L'effet majeur

La stratégie d'entreprise se rappelle régulièrement au bon souvenir de son ancêtre, la stratégie militaire. Si cette dernière est bien vivace, la première a bien du mal à s'extraire de son vice extrativiste : prendre un mot qui claque, en faire un concept flou, le surexploiter, l'user ad nauseam. Dévalorisé, il sera finalement abandonné et remplacé par un autre.

Or, certaines notions, pourtant centrales, échappent à cette récupération essorante. Leur nom ne claque pas et le concept est complexe à appréhender. Il n'est pas directement exploitable.

En clair, leur maîtrise implique travail et réflexion, deux ressources devenues rares. L'ancien officier de réserve et l'actuel intervenant en entreprise que je suis se désole de cette situation.



Je souhaite donc évoquer aujourd'hui un de ces concepts devant lequel des modes se dérobent et des robes se démodent : l'effet majeur.

L'effet majeur

Il n'existe pas sur le plan militaire de définition ferme et définitive de cette notion qui, par ailleurs, fait l'objet d'une littérature abondante et pointue en ce qu'elle participe du lien entre la stratégie et la tactique.
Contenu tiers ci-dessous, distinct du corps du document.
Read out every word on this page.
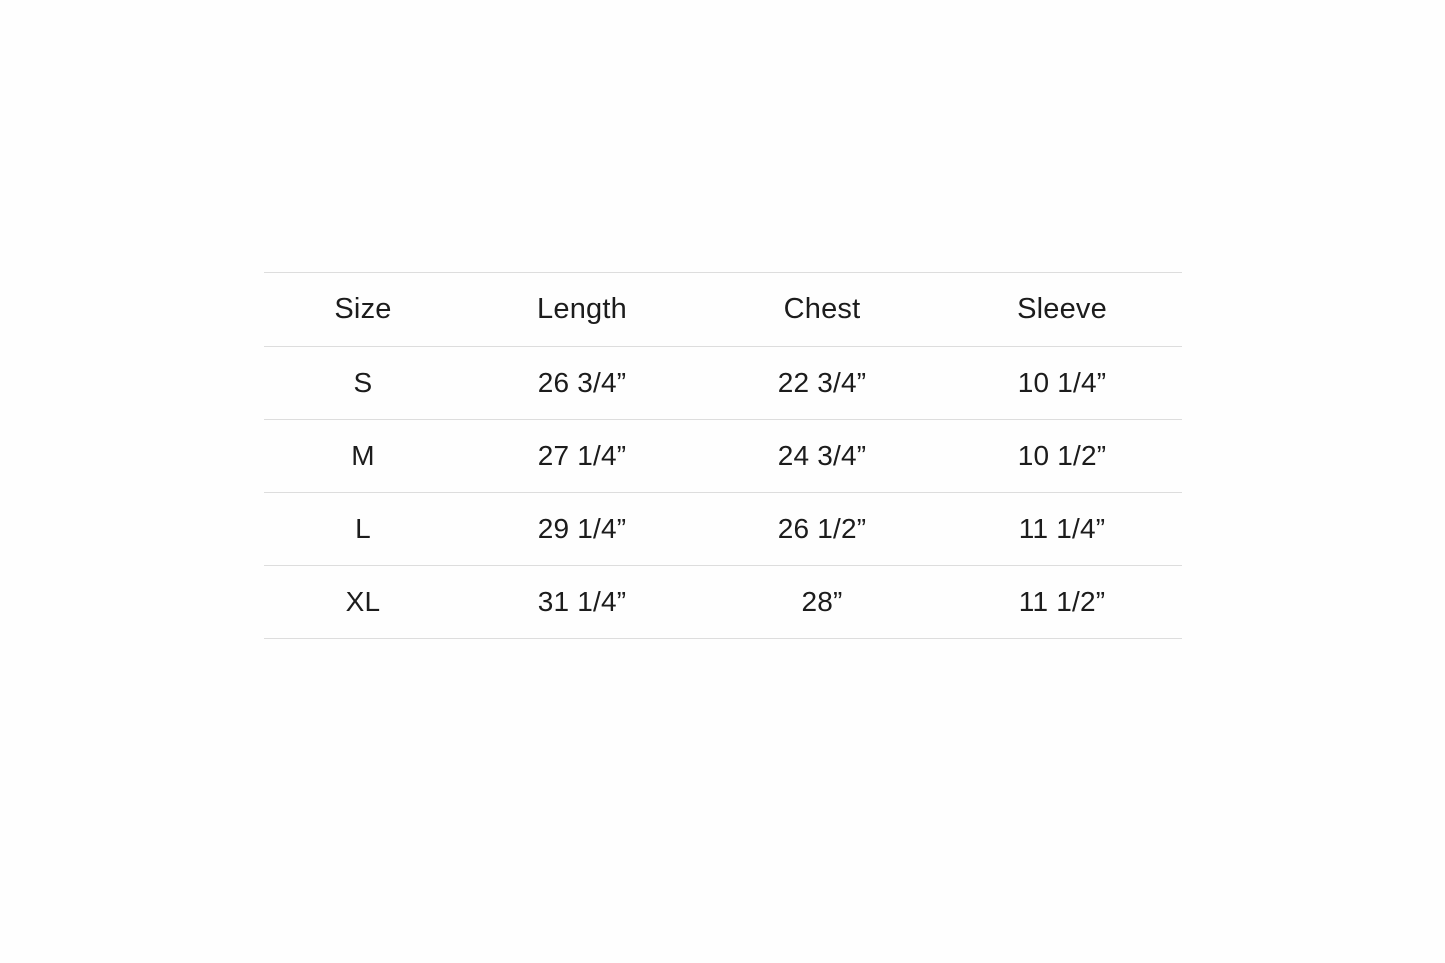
Size	Length	Chest	Sleeve

S	26 3/4”	22 3/4”	10 1/4”

M	27 1/4”	24 3/4”	10 1/2”

L	29 1/4”	26 1/2”	11 1/4”

XL	31 1/4”	28”	11 1/2”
Une image permet d'illustrer cette notion, celle du point de bascule. Avant de l'atteindre, tout est dur et compliqué et s'il n'est pas atteint, l'échec et presque assuré. En revanche, s'il est atteint, la réussite devient d'une très grande probabilité.

Sur le plan militaire, un exemple l'illustre souvent. Dans un secteur donné, on cherche à empêcher l'adversaire de se déplacer tout en facilitant ses propres mouvements. Il ressort que la prise et la tenue d'un carrefour bien choisi facilitera grandement la réussite de la mission, c'est l'effet majeur recherché.

Les débutants ont souvent du mal à distinguer l'effet majeur de l'accomplissement même de la mission. Mais avec travail et expérience, cette notion révèle sa valeur.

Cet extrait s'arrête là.